Tue Feb 5, 2008 3:37am EST(adds details)
By Tom Bergin

LONDON, Feb 5 (Reuters) – Oil giant BP (BP.L: Quote, Profile, Research) reported a big drop in profits due to refining losses, service station write-downs and rising costs, but higher production, planned cost cuts and a more generous dividend policy helped push its shares higher.

The third-largest Western oil company by market capitalisation said on Tuesday that full-year replacement cost (RC) profits fell 22 percent to $17.29 billion, despite a big rise in crude prices.

Fourth-quarter RC profit, which strips out unrealised gains on fuel inventories, fell 24 percent to $2.97 billion. Underlying profits fell below analysts’ forecast range.

“Our fourth-quarter results were very disappointing,” Chief Executive Tony Hayward said in a statement.

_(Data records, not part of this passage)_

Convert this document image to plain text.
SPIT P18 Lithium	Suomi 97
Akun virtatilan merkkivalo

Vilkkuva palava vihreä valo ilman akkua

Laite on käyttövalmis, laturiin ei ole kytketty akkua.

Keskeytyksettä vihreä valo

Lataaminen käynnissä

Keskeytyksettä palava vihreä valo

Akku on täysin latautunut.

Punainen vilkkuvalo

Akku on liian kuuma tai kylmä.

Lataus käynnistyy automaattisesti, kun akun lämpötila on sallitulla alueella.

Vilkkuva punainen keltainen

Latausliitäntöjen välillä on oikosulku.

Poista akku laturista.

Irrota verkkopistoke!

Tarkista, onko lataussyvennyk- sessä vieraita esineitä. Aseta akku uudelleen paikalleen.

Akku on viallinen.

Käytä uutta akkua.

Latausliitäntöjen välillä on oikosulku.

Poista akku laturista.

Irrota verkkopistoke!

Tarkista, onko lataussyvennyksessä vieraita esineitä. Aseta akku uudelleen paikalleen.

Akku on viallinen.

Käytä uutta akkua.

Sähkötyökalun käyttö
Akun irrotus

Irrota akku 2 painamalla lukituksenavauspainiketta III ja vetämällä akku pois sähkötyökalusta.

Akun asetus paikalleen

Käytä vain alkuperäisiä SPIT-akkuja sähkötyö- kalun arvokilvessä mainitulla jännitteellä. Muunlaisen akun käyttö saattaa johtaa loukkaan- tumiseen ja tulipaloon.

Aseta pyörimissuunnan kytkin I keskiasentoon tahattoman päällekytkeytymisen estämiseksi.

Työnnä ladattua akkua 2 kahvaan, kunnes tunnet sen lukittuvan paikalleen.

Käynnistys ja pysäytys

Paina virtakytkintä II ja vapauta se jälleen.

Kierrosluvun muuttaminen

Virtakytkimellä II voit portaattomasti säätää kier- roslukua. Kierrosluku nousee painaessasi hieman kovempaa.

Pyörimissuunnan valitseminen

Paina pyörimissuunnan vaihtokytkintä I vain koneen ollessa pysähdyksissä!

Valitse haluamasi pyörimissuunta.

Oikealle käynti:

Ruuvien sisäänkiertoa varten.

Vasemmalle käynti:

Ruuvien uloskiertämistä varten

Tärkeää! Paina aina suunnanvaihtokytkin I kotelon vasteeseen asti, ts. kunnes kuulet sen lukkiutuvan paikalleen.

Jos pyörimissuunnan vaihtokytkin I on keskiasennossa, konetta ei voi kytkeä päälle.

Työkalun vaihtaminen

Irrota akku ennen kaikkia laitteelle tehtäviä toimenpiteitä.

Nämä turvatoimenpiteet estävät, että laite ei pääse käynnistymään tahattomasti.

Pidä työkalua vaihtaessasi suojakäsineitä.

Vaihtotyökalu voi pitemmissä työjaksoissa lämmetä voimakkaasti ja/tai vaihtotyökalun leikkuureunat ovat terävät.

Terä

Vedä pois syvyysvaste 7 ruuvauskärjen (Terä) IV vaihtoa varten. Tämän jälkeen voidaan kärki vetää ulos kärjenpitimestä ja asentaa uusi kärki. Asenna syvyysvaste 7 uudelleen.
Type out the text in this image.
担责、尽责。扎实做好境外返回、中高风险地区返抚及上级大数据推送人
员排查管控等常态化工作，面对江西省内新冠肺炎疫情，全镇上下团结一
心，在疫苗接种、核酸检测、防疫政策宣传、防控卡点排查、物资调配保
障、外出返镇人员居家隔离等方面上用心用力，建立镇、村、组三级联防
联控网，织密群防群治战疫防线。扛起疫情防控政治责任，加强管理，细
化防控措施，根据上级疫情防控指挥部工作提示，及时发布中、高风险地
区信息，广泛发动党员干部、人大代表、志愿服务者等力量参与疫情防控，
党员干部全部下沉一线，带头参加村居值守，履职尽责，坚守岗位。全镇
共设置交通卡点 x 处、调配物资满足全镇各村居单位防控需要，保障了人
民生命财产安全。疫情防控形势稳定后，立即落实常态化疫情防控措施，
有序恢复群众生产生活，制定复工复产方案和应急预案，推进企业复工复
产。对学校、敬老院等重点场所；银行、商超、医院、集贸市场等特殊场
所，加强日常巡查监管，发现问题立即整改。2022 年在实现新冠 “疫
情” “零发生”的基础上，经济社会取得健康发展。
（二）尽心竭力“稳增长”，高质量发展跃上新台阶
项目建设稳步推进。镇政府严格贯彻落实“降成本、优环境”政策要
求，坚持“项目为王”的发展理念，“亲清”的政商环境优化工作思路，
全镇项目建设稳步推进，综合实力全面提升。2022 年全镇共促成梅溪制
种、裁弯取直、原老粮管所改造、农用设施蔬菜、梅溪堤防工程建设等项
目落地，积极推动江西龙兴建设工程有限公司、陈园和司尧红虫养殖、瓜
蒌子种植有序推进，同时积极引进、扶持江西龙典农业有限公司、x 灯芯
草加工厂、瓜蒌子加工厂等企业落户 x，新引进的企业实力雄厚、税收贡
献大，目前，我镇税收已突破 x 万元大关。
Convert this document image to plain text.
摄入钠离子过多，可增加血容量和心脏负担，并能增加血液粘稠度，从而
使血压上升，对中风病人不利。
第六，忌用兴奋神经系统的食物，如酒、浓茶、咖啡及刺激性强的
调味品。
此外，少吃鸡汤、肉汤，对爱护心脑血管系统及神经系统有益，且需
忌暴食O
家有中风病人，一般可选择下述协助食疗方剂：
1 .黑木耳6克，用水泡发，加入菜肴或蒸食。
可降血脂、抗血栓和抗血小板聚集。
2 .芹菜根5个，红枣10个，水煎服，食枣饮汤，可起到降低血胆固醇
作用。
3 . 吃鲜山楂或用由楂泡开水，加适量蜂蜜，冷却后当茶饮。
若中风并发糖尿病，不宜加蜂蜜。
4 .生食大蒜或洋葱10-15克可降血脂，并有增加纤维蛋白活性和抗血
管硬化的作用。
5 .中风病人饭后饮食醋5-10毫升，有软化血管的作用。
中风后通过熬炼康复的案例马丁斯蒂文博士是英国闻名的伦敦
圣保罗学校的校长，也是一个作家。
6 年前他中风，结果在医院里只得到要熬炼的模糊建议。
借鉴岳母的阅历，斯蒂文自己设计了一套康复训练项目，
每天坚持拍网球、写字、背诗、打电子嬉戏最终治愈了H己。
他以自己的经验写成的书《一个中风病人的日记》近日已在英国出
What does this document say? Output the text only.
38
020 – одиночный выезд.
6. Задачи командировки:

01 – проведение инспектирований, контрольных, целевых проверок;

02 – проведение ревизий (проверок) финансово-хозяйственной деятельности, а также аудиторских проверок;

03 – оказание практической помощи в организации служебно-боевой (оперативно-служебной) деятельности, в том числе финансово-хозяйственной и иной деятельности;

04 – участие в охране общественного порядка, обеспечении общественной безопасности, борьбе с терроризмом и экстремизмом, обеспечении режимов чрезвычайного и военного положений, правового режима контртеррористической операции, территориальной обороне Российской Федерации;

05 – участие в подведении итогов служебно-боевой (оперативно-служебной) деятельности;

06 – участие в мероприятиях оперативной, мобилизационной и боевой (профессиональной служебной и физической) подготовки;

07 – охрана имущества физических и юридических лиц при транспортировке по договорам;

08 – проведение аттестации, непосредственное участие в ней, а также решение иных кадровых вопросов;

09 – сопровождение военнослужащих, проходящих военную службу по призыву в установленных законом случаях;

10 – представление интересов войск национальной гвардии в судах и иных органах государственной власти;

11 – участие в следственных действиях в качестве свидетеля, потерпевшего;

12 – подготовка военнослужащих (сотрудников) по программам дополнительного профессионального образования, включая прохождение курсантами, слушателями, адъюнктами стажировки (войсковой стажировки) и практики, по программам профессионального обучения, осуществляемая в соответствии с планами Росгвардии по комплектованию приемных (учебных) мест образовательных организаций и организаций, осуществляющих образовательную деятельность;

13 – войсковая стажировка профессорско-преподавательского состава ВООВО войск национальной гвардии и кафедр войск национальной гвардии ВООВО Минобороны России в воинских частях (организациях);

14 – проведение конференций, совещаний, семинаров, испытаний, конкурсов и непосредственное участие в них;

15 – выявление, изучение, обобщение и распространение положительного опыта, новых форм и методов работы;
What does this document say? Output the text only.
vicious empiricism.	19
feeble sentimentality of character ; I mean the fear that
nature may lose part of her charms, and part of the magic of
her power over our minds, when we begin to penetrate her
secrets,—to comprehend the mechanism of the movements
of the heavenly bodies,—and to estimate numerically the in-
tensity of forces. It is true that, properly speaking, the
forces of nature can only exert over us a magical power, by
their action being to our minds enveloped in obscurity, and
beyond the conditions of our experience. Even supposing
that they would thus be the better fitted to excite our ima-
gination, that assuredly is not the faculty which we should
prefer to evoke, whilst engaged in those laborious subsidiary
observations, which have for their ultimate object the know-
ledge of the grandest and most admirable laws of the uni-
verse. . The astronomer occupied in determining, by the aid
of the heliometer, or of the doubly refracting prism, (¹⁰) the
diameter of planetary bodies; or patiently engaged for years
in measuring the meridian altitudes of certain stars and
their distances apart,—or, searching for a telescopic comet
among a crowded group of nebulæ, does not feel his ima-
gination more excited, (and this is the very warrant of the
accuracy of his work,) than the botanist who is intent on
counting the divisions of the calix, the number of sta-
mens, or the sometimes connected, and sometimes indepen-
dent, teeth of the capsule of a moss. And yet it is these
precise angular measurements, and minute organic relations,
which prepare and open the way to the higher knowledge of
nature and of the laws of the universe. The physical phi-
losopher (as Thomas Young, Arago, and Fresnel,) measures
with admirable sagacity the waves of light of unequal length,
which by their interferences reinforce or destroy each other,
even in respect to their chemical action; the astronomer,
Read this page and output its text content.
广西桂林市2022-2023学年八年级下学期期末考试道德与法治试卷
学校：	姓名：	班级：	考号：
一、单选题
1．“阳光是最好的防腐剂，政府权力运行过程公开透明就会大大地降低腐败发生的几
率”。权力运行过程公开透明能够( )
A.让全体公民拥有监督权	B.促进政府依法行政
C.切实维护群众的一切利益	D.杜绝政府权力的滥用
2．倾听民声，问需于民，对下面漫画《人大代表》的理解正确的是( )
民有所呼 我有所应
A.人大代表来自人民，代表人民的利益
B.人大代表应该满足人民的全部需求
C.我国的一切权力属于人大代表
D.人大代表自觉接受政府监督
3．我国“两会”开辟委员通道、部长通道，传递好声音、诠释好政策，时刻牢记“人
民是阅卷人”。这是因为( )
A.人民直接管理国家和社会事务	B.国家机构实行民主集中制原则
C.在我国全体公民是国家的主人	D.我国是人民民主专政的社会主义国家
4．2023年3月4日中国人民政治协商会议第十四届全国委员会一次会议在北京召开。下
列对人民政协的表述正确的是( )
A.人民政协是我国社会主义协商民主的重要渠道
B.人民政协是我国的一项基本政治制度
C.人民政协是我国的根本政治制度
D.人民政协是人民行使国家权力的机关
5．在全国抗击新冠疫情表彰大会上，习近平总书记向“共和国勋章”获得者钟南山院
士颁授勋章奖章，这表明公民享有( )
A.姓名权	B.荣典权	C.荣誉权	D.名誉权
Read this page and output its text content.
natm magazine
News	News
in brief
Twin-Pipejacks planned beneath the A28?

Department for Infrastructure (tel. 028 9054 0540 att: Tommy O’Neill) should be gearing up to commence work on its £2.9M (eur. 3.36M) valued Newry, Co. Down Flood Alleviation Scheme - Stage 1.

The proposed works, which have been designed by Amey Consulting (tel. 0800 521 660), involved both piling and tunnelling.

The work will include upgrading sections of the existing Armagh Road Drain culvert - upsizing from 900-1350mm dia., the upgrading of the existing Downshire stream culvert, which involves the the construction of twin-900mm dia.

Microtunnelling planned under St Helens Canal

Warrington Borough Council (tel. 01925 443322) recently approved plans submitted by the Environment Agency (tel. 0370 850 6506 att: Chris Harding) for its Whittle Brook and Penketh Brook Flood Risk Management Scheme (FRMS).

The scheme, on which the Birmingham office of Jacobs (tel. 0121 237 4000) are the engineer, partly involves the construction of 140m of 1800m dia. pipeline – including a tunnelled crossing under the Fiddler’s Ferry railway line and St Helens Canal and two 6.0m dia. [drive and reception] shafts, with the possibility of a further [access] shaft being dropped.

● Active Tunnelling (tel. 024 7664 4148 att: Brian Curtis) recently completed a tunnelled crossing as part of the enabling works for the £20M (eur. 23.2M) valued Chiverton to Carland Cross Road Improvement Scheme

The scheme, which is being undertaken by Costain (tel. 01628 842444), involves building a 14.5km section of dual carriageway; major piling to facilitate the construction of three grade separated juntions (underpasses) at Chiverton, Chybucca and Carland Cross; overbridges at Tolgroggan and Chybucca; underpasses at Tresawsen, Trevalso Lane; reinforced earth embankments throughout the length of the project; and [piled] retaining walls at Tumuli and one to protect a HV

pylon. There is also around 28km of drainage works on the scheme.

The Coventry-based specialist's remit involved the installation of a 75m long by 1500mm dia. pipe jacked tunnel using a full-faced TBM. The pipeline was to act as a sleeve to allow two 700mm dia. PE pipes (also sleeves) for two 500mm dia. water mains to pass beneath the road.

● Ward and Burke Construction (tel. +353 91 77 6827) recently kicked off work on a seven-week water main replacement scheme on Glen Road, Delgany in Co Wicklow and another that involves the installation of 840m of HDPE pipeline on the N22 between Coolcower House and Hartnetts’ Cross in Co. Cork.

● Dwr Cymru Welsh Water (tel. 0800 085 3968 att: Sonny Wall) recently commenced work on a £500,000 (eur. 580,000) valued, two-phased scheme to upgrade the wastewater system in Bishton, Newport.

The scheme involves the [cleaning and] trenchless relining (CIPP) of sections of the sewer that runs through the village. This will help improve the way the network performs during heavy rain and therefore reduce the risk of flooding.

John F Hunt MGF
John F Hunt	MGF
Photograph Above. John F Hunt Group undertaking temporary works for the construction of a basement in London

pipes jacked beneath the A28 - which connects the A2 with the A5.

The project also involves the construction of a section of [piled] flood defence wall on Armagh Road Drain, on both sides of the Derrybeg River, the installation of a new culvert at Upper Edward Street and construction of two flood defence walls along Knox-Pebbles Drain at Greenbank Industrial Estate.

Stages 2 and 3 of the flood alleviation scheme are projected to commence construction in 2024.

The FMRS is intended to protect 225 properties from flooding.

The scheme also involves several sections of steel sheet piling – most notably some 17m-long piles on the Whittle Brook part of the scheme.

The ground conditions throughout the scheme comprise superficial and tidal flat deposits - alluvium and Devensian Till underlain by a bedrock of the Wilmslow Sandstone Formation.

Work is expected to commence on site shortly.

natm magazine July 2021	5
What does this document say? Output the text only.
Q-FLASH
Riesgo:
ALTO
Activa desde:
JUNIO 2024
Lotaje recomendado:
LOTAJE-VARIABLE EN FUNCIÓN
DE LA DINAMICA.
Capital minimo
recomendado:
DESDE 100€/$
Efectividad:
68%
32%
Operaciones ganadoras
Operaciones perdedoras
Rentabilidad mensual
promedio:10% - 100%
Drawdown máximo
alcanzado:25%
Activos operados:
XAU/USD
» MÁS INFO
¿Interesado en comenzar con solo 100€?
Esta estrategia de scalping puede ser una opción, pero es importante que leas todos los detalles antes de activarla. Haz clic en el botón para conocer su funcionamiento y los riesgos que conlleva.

Weak crude processing margins led to a $1.3 billion loss at BP’s mainly U.S.-based refining division while the planned sale of its U.S. service station network forced the London-based company to take a $600 million charge.

However, there were signs of recovery in the quarter, with an almost 2 percent rise in production compared to the same period in 2006, the first rise after nine quarters of falling output.

The London-based company pointed to an improvement in its financial performance with plans to cut corporate overheads by 15-20 percent by axing 5,000 jobs and outsourcing another 9,500 to franchisees.

DIVIDENDS OVER BUYBACKS

BP added that in future it would have a bias for distributing cash to shareholders via dividends, rather than buybacks. This is in line with the strategy followed by rival Royal Dutch Shell Plc (RDSa.L: Quote, Profile, Research).

The company has also raised the forward oil price it uses when deciding whether to invest in projects to $60 from $40/barrel, suggesting it may be more aggressive in pursuing opportunities.

BP shares traded up 2.3 percent at 554-1/2 pence at 0821 GMT, outperforming a 1.3 percent rise in the DJ Stoxx European oil and gas sector index .

“The dividend is certainly a boost and underpins the commitment to cash returns to shareholders which I think will be rewarded eventually,” said Jason Kenney, oil analyst at ING.

“It’s the end of the trough and the upturn starts in Q1 2008. It’s a buying opportunity in my book,” he added.

BP has suffered a series of problems in recent years. A blast at its Texas City refinery in 2005 which killed 15 workers, and which regulators blamed on cost cutting, ended up costing the company billions in settlements and lost profits.

Delays on starting up key projects and oil and gas leaks in Alaska also hit investor confidence in the oil major.

Excluding non-operating items which amounted to a net charge of $1.03 billion, the fourth-quarter replacement cost profit was $4.002 billion.

A Reuters poll of 11 analysts gave an average forecast of $4.455 billion for London-based BP’s replacement cost profit, excluding one-off items.